THE SECRET TO LEARNING FASTER, REMEMBERING MORE, AND GETTING BETTER RESULTS
If you’re obsessed with learning, you know the problem:
Too much you want to learn, not enough time.
How can you prioritize what you should learn first?
In this short article, you’ll find out how a concept called just-in-time learning can help you.
Requirements for Adult Learning
Malcom Knowles was one of the pioneers of the theory of andragogy... aka adult learning theory.
Sounds fancy, but the basic idea is this:
Adults learn differently than kids.
When you understand why adults learn differently, it becomes clearer how you should choose what to learn.
Knowles had 5 assumptions that underpinned his work about how adults learn.
Instead of boring you with all 5 of them in “scientific-ey” language, here are the two that are most important in helping us determine what to learn next... in plain English:
- Readiness To Learn: We are most interested in learning things that are relevant to our lives.
- Orientation To Learning: We want to apply what we are learning ASAP and are more concerned about solving problems than learning more about the subject
In other words, if you want to...
- Learn something faster
- Have more focus and concentration while you are learning
- Get better results from what you learn
... choose topics that are incredibly relevant and that can be applied immediately to improve your life.
In other words:
Use just-in-time learning, not just-in-case learning.
On Just-In-Time Learning VS Just-In-Case Learning
In school, just-in-case learning was shoved down our throats.
Our curriculum is based on what we might face when we enter the workforce... which leads to a lot of boring homework and lectures.
We are forced to learn it, then immediately forget it because we have no need for the information.
Just-in-case learning isn’t exciting.
But, just-in-time learning is.
Just-in-time learning is when you can immediately apply what you are learning to improve your life.
The immediate applicability:
- Makes consuming material more engaging
- Enables you to apply what you are learning, therefore solidifying your knowledge
- Helps you to consume the information faster with higher retention
This is why for the most part I orient my learning around just-in-time learning.
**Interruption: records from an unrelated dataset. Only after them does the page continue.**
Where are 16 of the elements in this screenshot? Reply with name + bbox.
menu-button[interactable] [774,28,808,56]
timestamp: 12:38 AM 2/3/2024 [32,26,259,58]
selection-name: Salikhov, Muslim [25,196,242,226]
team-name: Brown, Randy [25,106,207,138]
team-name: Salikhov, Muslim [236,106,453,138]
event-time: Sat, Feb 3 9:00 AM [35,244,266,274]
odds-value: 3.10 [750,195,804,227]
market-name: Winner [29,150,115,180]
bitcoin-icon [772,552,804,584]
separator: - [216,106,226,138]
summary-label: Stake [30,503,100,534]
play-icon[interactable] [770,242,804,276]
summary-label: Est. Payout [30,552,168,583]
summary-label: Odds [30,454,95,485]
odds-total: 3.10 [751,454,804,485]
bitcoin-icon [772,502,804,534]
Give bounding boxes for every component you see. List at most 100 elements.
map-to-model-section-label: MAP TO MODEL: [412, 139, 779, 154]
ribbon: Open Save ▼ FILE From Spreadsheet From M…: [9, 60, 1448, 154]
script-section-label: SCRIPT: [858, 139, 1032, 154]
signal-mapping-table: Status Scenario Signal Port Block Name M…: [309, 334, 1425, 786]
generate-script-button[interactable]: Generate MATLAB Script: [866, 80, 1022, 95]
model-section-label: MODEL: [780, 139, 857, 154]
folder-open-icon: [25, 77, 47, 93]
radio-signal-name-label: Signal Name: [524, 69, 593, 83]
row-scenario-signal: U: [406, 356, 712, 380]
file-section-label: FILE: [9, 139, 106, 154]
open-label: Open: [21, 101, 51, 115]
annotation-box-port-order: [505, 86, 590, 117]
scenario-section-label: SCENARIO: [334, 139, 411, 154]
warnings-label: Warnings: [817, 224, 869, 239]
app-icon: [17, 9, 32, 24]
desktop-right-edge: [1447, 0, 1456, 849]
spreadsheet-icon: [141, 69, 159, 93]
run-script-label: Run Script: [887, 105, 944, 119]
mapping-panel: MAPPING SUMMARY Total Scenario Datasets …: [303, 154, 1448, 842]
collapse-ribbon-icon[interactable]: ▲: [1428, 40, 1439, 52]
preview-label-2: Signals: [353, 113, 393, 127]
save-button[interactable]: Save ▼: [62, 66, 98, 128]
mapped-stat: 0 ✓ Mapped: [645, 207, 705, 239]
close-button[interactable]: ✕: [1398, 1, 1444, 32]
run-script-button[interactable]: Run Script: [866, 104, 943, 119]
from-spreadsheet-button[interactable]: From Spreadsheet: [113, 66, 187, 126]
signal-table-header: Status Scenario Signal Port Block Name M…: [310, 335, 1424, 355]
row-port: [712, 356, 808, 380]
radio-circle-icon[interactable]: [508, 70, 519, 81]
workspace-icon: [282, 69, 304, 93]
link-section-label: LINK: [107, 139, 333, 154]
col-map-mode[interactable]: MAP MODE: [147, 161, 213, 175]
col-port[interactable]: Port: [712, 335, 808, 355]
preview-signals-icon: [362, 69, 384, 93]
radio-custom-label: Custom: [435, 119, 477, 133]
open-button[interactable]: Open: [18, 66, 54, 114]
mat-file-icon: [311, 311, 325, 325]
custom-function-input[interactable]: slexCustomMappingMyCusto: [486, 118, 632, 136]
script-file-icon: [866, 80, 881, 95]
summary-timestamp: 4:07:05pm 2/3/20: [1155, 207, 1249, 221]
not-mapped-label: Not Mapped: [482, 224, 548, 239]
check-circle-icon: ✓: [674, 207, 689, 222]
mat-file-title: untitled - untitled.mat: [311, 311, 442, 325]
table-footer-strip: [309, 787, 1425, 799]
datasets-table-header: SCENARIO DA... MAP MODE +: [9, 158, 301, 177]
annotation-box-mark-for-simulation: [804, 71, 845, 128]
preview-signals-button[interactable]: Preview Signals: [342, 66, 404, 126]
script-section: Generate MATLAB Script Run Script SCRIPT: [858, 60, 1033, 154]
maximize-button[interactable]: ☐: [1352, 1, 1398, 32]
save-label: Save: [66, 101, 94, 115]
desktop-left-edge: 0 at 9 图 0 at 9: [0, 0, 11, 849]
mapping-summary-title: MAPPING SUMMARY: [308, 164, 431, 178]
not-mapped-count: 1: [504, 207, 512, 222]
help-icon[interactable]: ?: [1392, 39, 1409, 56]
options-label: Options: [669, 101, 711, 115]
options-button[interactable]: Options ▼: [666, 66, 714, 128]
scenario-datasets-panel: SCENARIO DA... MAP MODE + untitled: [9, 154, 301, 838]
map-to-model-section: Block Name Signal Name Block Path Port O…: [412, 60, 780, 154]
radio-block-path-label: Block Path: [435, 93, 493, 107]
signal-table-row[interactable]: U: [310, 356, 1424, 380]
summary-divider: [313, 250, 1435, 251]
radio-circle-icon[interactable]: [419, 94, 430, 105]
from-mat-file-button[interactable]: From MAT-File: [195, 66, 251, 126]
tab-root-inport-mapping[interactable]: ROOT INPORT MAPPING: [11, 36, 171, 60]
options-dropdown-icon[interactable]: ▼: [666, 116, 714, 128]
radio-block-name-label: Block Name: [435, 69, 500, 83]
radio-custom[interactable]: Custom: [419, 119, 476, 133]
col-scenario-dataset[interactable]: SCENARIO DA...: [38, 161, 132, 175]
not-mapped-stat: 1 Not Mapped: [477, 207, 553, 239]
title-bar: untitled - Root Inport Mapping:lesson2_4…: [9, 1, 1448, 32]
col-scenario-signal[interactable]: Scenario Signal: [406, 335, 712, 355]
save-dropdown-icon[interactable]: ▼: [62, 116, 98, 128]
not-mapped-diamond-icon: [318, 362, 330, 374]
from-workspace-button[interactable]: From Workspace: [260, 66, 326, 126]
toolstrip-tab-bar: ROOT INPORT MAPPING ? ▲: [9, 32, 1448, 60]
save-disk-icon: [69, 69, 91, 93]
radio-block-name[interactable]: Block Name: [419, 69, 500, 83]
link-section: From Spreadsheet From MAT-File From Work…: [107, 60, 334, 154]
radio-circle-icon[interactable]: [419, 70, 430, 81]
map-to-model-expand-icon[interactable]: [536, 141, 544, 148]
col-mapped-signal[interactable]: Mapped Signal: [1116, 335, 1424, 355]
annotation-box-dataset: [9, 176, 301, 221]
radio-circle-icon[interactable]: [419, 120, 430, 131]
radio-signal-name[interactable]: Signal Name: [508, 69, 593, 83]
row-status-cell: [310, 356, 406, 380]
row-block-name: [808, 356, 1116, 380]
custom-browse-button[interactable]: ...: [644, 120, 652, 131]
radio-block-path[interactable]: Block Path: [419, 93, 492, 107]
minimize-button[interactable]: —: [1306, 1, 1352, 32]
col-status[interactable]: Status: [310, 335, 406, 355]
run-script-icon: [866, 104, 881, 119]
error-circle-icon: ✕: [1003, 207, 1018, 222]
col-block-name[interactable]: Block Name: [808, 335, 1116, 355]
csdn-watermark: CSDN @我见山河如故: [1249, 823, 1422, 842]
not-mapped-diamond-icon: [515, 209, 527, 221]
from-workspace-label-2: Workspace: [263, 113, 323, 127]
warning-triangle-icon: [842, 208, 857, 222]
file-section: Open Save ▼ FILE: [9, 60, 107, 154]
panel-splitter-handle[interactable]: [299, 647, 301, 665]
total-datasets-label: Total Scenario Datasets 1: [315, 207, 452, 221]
The Just-In-Time Learning Information Filter
Just-in-case information can be useful.
Personally, I’ve found it to be much less powerful.
Whenever I’m choosing my next book to read, I use a “just-in-time learning filter” to actually help me determine if it’s the best time to dive in.
Here are some of the questions I ask myself before choosing a new topic:
- On a scale of 1-10 without choosing 7, how excited am I about this? If it falls below a 7, I won’t read it.
- Can I immediately apply this content to my life?
- Compared to other content I could be consuming that I am equally excited about, which would help me get the most results?
By asking myself questions of this nature, it’s much easier for me to choose my next learning project.
Life is too short to be wasted learning ineffectively.
By choosing what to consume based on just-in-time learning, you are setting yourself up to learn faster, remember more, and get more results on your time invested.